According to the composite implant member of the present invention, a decrease in bonding strength is small even after long-term use in a living body.
Also, there is no adverse effect on the living body.

[Brief description of the drawings]

FIG. 1 is a perspective view showing a titanium material and zirconia ceramics.

FIG. 2 is a perspective view showing a composite implant of the present invention.

FIG. 3 is a perspective view showing a titanium material and zirconia ceramics.

FIG. 4 is a perspective view showing a composite implant of the present invention.

FIG. 5 is a partial cross-sectional side view showing the application of the composite implant member of the present invention to an artificial dental root.

FIG. 6 is a front view showing the application of the composite implant member of the present invention to a tibial member of an artificial knee joint.

FIG. 7 is a sectional view taken along line AA of FIG. 6;

FIG. 8 is a side view showing the application of the composite implant member of the present invention to an artificial hip joint stem member.

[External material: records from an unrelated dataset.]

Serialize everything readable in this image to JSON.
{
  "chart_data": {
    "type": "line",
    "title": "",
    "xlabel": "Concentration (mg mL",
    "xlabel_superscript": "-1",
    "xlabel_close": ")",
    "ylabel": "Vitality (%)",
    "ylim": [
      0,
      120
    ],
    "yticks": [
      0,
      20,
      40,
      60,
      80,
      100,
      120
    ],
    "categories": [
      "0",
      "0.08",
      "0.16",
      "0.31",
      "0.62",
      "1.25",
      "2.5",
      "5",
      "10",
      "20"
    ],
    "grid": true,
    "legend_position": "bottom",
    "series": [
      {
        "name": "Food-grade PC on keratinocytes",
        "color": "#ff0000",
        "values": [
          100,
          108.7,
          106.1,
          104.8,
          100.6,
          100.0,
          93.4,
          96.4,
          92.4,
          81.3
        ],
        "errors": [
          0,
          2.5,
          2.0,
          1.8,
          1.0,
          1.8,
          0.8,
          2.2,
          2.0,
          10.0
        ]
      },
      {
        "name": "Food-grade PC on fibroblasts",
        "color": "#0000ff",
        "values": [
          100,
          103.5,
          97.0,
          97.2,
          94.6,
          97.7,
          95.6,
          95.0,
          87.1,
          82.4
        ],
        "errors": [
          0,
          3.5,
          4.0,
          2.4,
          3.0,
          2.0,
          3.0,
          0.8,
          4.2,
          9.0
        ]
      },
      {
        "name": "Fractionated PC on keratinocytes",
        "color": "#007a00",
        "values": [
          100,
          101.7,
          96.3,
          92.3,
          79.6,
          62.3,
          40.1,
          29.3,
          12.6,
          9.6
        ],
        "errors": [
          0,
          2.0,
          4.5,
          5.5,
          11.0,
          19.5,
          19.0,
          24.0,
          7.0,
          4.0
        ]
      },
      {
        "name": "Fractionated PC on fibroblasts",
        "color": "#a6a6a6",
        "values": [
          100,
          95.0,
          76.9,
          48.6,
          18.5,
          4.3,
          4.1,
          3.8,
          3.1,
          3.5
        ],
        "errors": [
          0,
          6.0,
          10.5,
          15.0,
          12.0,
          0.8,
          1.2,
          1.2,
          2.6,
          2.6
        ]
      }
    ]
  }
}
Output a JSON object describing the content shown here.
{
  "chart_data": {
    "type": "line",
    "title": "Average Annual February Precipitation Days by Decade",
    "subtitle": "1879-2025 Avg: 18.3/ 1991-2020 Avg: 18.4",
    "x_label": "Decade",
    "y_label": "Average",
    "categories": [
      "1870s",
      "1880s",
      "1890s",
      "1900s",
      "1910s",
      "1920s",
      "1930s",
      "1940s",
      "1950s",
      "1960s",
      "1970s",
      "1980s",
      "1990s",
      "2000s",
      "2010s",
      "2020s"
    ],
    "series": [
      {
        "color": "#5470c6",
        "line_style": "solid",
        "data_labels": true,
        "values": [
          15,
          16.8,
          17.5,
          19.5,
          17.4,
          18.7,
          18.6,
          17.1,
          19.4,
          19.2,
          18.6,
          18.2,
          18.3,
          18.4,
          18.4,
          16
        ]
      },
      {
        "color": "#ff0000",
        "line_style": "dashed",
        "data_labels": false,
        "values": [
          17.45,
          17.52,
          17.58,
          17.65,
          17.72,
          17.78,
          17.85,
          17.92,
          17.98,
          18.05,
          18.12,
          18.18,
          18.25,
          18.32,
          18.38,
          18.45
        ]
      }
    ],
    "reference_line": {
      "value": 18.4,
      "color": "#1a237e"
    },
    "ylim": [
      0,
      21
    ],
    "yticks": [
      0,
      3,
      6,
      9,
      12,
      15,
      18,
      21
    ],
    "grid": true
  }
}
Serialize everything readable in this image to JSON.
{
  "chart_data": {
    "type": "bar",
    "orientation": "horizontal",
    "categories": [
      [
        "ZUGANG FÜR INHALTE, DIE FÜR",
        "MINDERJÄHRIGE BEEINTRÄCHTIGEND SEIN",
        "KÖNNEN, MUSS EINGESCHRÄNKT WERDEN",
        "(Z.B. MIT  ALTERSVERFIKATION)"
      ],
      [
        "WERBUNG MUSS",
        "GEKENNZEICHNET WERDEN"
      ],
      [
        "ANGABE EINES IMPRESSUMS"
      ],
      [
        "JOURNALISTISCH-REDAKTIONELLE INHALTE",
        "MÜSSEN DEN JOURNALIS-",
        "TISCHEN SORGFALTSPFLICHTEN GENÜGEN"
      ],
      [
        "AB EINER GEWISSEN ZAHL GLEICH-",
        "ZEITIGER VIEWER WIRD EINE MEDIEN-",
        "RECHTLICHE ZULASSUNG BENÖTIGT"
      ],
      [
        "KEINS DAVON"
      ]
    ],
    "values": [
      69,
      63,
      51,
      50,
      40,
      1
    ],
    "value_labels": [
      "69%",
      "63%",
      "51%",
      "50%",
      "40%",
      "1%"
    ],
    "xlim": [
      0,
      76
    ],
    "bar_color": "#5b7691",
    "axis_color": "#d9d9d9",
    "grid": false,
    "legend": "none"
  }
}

FIG. 9 is a sectional view taken along line BB of FIG. 8;

[Explanation of symbols]

 2 titanium material 3 zirconia ceramics 4 glass 1,10,20,30 composite implant member

──────────────────────────────────────────────────続 き Continued on the front page (51) Int.Cl. ⁷ Identification code FI A61F 2/30 A61F 2/30 C03C 8/04 C03C 8/04 C04B 37/02 C04B 37/02 A

Claims (1)

(57) [Claims] The zirconia ceramic mainly composed of 1. A titanium material and zirconia consisting of pure titanium or a titanium alloy, a SiO ₂ 60~80wt%, the BaO 5 to 15
wt%, a K ₂ O 5 ~12wt%, a Na ₂ O. 5 to 12
A composite implant member joined and integrated with glass containing 0% to 7% by weight of ZnO.